Отвернувшись к окну, сказал зло Роману:
— Кабы любила мужа, на край света небось поехала бы за ним, не посмотрела бы, что за воровство судился…
Роман тряхнул темным чубом, резко отбросив его со лба.
— Зачем ей к нему ехать? За побоями? Думаете, Семка перевоспитался там? Как же!
Взглянул на меня исподлобья и усмехнулся:
— Любовь тут ни при чем. Про любовь только в кино показывают да в книжках пишут.

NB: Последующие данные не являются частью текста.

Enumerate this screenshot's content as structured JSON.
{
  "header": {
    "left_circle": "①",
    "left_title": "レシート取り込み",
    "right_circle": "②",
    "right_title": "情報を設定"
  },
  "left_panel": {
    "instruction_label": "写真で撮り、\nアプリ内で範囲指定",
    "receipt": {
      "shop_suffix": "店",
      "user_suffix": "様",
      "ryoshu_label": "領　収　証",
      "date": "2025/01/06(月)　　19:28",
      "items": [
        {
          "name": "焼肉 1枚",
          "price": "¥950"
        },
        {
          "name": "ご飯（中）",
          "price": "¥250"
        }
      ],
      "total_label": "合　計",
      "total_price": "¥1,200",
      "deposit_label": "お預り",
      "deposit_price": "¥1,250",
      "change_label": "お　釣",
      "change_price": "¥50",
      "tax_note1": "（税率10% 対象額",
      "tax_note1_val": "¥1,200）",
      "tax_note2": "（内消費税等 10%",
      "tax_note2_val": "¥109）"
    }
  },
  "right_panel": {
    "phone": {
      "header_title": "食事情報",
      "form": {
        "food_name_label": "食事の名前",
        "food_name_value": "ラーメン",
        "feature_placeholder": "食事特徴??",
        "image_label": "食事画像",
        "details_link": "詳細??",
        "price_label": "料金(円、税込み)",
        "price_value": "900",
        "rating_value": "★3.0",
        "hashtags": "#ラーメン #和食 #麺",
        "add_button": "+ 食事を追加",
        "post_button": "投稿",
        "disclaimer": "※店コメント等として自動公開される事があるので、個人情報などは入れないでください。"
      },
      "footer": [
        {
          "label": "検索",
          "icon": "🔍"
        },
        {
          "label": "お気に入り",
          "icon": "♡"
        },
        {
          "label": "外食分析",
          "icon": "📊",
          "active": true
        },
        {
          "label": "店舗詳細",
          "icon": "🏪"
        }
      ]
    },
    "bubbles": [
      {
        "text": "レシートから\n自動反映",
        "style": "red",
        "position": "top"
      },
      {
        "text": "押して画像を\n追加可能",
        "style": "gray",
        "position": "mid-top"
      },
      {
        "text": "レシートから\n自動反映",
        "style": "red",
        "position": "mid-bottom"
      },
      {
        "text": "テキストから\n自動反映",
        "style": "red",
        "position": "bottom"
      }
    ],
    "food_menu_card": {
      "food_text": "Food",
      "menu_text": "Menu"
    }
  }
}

Желая переменить разговор, я спросил:
— Куда же тебя назначили работать?
Он сразу встрепенулся и заговорил обиженно:
— Хотелось мне, Алексей Тимофеевич, в свой колхоз попасть, да не удалось. В другой район, бюрократы, посылают…
— Там, видно, зоотехники нужней…
— Да ведь в Курьевку наверняка зоотехника пришлют.

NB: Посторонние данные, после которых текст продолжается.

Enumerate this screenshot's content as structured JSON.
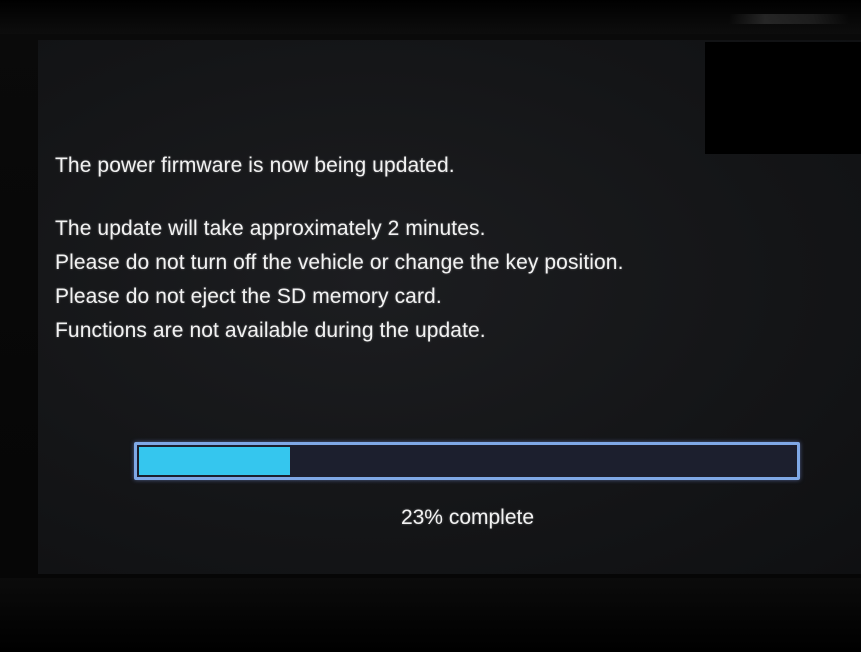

— А почему тебе именно в Курьевку хочется? На мамины лепешки?
— Нет, не потому, Алексей Тимофеевич, — тихо заговорил он, уставясь перед собой глазами в невидимую точку. — У меня ведь в Курьевке отца в коллективизацию зарубили кулаки. Слышали, поди? Так вот я и решил: буду работать в Курьевке, дело батькино продолжать…

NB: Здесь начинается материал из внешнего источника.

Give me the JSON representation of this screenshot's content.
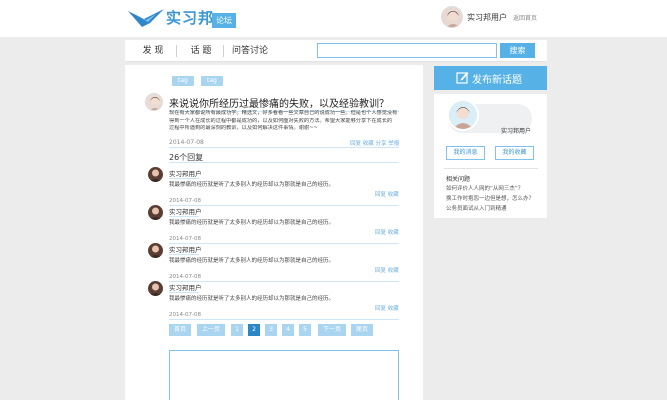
{
  "header": {
    "logo_text": "实习邦",
    "logo_tag": "论坛",
    "username": "实习邦用户",
    "home_link": "返回首页"
  },
  "nav": {
    "items": [
      "发 现",
      "话 题",
      "问答讨论"
    ],
    "search_placeholder": "",
    "search_button": "搜索"
  },
  "question": {
    "tags": [
      "tag",
      "tag"
    ],
    "title": "来说说你所经历过最惨痛的失败，以及经验教训？",
    "body_lines": [
      "现在有大家都说所有最成功学。精选文，好多看看一些文章自己的说成功一些。但是也个人感觉没有",
      "得到一个人在成长的过程中都是成功的，以及如何面对失败的方法。希望大家能够分享下在成长的",
      "过程中所遇到的最深刻的教训，以及如何解决这件事情。谢谢~~"
    ],
    "date": "2014-07-08",
    "actions": "回复  收藏  分享  举报"
  },
  "reply_count": "26个回复",
  "replies": [
    {
      "name": "实习邦用户",
      "text": "我最惨痛的经历就是听了太多别人的经历却以为那就是自己的经历。",
      "actions": "回复  收藏",
      "date": "2014-07-08"
    },
    {
      "name": "实习邦用户",
      "text": "我最惨痛的经历就是听了太多别人的经历却以为那就是自己的经历。",
      "actions": "回复  收藏",
      "date": "2014-07-08"
    },
    {
      "name": "实习邦用户",
      "text": "我最惨痛的经历就是听了太多别人的经历却以为那就是自己的经历。",
      "actions": "回复  收藏",
      "date": "2014-07-08"
    },
    {
      "name": "实习邦用户",
      "text": "我最惨痛的经历就是听了太多别人的经历却以为那就是自己的经历。",
      "actions": "回复  收藏",
      "date": "2014-07-08"
    }
  ],
  "pagination": {
    "first": "首页",
    "prev": "上一页",
    "pages": [
      "1",
      "2",
      "3",
      "4",
      "5"
    ],
    "current": "2",
    "next": "下一页",
    "last": "尾页"
  },
  "side": {
    "post_button": "发布新话题",
    "username": "实习邦用户",
    "my_messages": "我的消息",
    "my_favorites": "我的收藏",
    "related_title": "相关问题",
    "related": [
      "如何评价人人网的“从网三杰”？",
      "换工作时抱怨一边但是想，怎么办？",
      "公务员面试从入门到精通"
    ]
  },
  "colors": {
    "accent": "#56b2e6",
    "accent_dark": "#2a88c8",
    "tag_bg": "#aad5f1",
    "page_bg": "#ececec"
  }
}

Мне было стыдно за свой бестактный вопрос. А Роман, все больше восхищая меня молодой, чистой горячностью, говорил:
— Андрею Ивановичу вон сколько разных должностей предлагали, а он никуда не поехал, так в Курьевке и остался. «Пока, — говорит, — колхоз не поставлю на ноги, не тронусь отсюда. Я, — говорит, — слово такое над могилой Ивана Михайловича дал».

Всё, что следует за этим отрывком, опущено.